Yogani seems to be placing his hopes in the power of the cultivation of silence to bring about humility.
Inner silence will help with this problem for sure, but, as you say, nothing presents any guarantee. Inner silence will help in the same way that good diet promotes resistance to diseases -- but good diet is never a good reason not to remove plague-rats from one's house. And it's becoming increasingly clear to me that the expectation of becoming superman through enlightenment is a metaphorical plague rat, that people cherish and want to keep as a pet. That much beloved spiritual figures before us have kept and cherished as a pet. The expectation of becoming a sort of superman is probably the biggest hook for narcissism imaginable. (Can anyone imagine a bigger hook? If you can, tell me. ) Would the truth really contain an enormous hook for narcissism? Look for the answer to that question inside your soul. Know the truth, and the truth shall set you free, as they say.

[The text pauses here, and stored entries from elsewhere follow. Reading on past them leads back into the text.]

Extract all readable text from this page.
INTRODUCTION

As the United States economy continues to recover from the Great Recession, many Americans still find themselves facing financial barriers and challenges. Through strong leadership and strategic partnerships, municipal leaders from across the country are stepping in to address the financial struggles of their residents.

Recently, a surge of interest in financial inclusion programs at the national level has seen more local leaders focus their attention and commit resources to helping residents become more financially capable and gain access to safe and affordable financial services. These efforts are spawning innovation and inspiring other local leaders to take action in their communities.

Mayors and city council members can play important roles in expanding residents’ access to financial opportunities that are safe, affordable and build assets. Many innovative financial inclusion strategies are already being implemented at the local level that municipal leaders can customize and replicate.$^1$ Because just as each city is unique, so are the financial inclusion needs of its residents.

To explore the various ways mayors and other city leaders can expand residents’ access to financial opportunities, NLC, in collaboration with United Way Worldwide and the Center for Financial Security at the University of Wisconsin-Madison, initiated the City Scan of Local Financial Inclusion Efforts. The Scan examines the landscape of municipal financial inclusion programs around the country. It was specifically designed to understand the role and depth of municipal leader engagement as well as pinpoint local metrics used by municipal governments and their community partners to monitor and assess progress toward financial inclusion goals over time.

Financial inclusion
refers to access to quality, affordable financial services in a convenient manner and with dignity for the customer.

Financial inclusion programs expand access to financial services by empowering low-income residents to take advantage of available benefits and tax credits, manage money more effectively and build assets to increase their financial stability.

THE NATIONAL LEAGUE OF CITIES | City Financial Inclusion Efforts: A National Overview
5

This more correct view of enlightenment and people, without the great hook for narcissism, is a foundational stone for anyone on the journey without a guru. ( Maybe it's not as fundamental if one has a good guru, but I think the truth is always better. ) It actually becomes more critical as the yogic journey really starts to get underway. If not much is happening, there isn't much happening to get inflated about. Remember those words, 'The stone the builders rejected has become the corner stone'. At some point it becomes too late to fit this corrective stone into one's world-view (without much pain and turmoil); there will eventually be too much emotional investment in the illusory self-image and dropping it will be too painful so it will be retained -- who wants to let the cops come in and flush the drugs down the toilet when the party has 10,000 people in it and is really buzzing? Better to flush the drugs down the toilet before the party really gets going. Too many yogis have fallen in one way or another, and it's time to take a cold critical look at the stilts they got up onto and whether we should really be so enthusiastic to get up on them ourselves.
This stuff has been brewing in my mind for years, and I've just started to articulate some of it properly. Sometime I'll organize it all into a coherent message.